Defense attorneys filed requests asking Hennelly to reconsider, which he did not rule on until late 2021, shortly before his transfer to a suburban courthouse. His docket, including the Martinez case, was assigned to Circuit Judge Joanne Rosado. She made efforts to run the Martinez case more efficiently, for a time scheduling hearings almost weekly instead of monthly, in hopes of getting to trial by spring 2022.

The latest issue, simmering for years, has been what prosecutors could say about the two guns turned in to police. One of the guns had since been destroyed and the other returned to its legal owner. Prosecutors initially said they would argue Martinez could have used the destroyed gun to commit the crime. Then, at the last minute, they flip-flopped, telling the judge they planned to say the existing gun could have been the murder weapon.
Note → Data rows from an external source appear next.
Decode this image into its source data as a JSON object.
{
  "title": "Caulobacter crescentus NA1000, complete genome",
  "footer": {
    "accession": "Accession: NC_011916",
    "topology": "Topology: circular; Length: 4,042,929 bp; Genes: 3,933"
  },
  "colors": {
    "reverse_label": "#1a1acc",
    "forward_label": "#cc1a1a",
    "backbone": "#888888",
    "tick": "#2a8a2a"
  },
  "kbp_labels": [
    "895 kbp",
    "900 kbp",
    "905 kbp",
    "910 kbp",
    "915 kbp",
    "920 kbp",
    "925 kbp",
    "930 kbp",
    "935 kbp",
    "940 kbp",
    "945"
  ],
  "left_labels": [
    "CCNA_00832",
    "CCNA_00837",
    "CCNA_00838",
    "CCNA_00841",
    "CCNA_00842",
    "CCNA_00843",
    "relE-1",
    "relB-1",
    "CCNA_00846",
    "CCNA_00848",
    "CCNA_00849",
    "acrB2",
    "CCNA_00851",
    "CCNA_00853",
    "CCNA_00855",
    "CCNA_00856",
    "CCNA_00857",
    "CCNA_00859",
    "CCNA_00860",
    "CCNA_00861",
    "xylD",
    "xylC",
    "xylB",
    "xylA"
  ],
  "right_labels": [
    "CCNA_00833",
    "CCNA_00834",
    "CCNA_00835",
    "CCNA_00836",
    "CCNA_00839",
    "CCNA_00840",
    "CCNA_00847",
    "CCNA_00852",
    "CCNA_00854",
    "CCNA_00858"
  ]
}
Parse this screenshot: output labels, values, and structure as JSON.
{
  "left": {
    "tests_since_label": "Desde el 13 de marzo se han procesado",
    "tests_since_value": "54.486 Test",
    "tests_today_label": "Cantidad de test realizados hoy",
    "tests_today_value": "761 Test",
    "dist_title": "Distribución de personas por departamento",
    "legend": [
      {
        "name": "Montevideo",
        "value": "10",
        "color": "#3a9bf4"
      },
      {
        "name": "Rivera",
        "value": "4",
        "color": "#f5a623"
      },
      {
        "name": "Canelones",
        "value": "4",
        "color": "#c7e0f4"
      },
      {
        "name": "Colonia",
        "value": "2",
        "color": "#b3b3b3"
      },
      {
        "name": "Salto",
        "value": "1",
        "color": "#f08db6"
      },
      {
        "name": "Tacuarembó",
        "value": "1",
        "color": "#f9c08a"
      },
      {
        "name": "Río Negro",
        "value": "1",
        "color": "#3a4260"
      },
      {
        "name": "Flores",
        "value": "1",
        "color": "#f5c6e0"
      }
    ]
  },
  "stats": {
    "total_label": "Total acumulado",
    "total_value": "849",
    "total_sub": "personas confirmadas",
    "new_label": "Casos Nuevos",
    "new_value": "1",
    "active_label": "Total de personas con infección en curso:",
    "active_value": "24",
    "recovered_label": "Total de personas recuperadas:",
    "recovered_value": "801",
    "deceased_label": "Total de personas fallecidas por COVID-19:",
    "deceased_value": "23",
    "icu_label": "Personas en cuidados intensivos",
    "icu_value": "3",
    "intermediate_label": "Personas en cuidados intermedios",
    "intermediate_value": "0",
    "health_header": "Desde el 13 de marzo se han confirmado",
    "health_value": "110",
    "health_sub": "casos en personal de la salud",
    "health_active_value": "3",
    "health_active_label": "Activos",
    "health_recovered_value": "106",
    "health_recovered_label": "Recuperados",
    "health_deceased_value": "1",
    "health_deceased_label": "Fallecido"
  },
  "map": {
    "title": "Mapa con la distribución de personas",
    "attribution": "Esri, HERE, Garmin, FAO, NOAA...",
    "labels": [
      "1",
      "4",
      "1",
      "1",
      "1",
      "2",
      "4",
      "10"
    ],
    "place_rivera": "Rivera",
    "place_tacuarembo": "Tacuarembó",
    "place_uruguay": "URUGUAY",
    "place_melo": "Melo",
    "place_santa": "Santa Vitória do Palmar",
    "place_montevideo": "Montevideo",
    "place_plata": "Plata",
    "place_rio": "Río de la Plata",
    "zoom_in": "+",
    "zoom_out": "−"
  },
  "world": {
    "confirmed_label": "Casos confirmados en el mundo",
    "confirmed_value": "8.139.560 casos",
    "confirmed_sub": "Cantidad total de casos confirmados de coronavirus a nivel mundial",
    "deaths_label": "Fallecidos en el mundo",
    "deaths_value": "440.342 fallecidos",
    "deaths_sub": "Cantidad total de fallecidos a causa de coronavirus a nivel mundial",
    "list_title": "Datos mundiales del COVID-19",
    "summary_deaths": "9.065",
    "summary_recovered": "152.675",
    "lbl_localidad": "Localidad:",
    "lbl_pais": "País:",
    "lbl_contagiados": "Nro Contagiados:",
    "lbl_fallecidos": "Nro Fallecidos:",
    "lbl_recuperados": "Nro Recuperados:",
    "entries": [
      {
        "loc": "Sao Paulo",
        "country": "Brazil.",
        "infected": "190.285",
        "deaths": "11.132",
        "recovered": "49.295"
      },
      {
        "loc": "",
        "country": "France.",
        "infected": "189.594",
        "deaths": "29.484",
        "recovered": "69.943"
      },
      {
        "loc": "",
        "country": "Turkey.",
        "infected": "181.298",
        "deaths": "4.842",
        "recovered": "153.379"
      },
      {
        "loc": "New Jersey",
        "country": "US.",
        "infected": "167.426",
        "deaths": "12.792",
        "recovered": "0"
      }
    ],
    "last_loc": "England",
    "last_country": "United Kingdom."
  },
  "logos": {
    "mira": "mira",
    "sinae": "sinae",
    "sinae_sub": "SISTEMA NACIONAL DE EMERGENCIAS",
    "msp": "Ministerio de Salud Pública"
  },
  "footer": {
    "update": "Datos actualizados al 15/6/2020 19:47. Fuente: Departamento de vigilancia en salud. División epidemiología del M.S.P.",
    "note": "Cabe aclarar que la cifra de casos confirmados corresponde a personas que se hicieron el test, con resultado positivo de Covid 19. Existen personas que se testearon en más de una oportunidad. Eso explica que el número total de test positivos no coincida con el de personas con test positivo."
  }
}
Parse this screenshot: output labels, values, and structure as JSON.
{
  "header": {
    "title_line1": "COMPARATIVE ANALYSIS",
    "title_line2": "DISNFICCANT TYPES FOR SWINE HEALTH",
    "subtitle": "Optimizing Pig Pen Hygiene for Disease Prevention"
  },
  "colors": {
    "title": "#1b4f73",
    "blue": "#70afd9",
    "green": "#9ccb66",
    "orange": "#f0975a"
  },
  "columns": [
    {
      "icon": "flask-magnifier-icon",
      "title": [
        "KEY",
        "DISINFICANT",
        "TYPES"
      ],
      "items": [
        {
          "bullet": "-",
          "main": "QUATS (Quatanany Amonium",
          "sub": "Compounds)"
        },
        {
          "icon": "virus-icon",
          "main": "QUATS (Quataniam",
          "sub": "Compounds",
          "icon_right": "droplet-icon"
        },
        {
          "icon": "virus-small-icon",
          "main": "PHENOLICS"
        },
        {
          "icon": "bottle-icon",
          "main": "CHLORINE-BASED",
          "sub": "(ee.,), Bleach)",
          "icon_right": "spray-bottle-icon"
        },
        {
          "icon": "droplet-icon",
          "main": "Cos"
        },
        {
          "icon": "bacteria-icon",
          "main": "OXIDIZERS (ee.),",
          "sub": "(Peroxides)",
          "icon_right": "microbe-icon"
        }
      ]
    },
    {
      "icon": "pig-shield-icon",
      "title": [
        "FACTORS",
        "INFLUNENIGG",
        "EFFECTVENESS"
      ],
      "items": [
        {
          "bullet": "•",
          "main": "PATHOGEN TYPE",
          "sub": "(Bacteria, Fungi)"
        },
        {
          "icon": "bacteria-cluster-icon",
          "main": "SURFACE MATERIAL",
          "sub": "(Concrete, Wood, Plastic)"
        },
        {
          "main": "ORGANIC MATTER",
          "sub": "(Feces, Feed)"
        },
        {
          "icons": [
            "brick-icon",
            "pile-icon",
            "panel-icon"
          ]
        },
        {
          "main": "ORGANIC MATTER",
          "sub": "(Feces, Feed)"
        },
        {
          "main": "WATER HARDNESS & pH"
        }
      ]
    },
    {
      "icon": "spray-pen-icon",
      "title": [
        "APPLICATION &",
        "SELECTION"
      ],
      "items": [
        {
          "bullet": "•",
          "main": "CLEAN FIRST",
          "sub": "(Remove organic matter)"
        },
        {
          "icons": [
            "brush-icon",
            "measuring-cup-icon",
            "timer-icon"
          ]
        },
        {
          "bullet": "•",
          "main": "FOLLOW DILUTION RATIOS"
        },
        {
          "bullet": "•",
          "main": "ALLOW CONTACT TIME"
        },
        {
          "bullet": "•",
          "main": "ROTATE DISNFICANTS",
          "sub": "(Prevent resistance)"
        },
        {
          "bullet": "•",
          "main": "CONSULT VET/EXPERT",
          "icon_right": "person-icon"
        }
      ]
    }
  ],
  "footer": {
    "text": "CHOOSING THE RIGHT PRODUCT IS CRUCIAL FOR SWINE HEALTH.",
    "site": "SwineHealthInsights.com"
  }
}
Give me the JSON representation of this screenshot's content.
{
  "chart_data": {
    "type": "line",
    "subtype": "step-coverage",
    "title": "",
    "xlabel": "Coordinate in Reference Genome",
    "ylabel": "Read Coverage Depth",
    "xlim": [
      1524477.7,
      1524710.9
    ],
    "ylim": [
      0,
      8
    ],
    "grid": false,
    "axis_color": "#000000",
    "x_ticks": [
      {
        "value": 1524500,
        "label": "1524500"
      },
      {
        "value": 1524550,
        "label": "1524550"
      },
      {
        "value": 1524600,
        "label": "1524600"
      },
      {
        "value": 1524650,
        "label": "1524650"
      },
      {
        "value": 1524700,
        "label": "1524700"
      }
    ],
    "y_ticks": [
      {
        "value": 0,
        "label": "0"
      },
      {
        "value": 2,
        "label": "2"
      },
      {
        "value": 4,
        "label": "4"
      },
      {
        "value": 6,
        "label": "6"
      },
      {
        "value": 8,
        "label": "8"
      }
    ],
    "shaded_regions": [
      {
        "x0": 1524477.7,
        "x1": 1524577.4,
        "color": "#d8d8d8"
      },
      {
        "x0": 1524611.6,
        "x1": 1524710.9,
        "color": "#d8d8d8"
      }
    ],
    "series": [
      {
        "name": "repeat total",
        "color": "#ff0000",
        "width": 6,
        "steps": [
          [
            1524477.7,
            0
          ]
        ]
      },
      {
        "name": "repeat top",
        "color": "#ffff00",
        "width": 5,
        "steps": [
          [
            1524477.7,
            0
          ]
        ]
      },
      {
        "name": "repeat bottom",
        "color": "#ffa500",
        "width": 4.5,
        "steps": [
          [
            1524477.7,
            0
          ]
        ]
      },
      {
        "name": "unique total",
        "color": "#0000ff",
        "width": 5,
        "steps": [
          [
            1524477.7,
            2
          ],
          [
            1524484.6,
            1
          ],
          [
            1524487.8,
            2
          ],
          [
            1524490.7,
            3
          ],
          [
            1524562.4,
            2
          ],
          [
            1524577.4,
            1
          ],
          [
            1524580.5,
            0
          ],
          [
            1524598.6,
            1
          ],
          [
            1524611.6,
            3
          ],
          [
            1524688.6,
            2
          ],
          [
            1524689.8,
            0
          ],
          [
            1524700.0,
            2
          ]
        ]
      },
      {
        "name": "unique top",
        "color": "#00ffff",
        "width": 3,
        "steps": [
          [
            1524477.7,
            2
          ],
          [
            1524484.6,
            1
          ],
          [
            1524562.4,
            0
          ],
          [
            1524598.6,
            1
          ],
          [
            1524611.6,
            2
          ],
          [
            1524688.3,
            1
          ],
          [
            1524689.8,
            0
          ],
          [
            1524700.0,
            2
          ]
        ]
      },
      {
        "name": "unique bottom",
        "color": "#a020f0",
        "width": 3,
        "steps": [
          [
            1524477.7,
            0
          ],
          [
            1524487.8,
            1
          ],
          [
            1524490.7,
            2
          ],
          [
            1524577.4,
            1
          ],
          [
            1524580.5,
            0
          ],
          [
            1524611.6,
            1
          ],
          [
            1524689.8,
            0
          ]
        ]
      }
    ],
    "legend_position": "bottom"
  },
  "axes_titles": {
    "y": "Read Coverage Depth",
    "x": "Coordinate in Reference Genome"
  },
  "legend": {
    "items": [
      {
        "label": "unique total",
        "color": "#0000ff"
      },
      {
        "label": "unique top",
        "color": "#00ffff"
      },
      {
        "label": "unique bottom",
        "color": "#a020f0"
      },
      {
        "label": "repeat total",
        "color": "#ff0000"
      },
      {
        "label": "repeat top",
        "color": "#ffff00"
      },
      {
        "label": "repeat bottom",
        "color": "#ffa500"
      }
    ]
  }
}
The defense said jurors should not be able to hear about the guns, arguing the situation was a bad-faith mess and no hard forensic evidence tied either gun to the shooting. Rosado agreed, effectively overturning Hennelly’s previous ruling that prosecutors could tell jurors about the guns.

So prosecutors went for the nuclear option: something called an interlocutory appeal. They want a state appellate court to reverse Rosado and allow future jurors to hear testimony about the alleged murder weapon. It took them five months to file an opening brief. The case is functionally frozen until the higher court makes its decision, which might not happen for many more months.

Rosado, while lamenting the incredible age of the case, has denied Martinez’s request for release on bond while the appeal is pending. Martinez’s time in custody without trial will soon pass the 10-year mark.

Meanwhile in January, the man who initially survived the Uptown gunfire died of his wounds, nearly 15 years after the shots were fired.

He would have been expected to testify at trial. Now instead, Martinez faces a new indictment with new murder charges. And, prosecutors have said, discovery on the new case remains incomplete.